Language Identification

Automatically detect the spoken language in your audio recordings with confidence scores and standardized language codes.

Language Identification enables automatic detection of the spoken language in an audio file. The API returns the detected language code, full language name, and a confidence score indicating detection accuracy.

How to Enable

"language_code": "auto"

Request Example

Don’t forget to replace YOUR_API_KEY with your own secret key.

import requests

url = "https://tb2.shunyalabs.ai/v1/transcriptions"
headers = {"X-API-Key": "your-api-key"}

with open("audio.wav", "rb") as f:
    files = {"file": f}
    data = {
        "language_code": "auto"
    }

    response = requests.post(
        url,
        headers=headers,
        files=files,
        data=data
    )

print(response.json())

Example Output

{
  "success": true,
  "text": "Hello, how can I help you today?",
  "segments": [...],
  "language_identification": {
    "status": "success",
    "language": "en",
    "confidence": 0.9876
  }
}

Understanding Confidence Scores

The confidence value ranges from 0.0 to 1.0 and indicates the accuracy of language detection.

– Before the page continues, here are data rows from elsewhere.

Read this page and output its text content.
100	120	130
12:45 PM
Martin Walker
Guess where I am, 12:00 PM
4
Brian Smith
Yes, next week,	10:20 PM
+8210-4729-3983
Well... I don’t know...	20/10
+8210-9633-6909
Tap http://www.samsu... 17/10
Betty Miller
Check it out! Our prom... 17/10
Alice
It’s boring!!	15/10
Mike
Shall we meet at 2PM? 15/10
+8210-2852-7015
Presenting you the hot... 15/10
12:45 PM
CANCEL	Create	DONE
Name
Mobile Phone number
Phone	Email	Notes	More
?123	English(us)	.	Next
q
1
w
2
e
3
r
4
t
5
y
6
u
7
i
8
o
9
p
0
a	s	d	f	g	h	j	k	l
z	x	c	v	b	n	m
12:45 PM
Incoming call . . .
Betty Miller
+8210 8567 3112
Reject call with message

Scores > 0.9 — Very high confidence
Scores 0.8 – 0.9 — High confidence
Scores 0.7 – 0.8 — Moderate confidence
Scores < 0.7 — Low confidence (language may be ambiguous)

Best Practices

Provide at least 3–5 seconds of clear audio
Use continuous speech instead of isolated words
Avoid heavy background noise

Use Cases

Automatically route calls to language-specific support teams
Organize audio libraries by detected language
Verify language usage in educational content
International call center language detection
Media analytics and content classification
Compliance and regulatory validation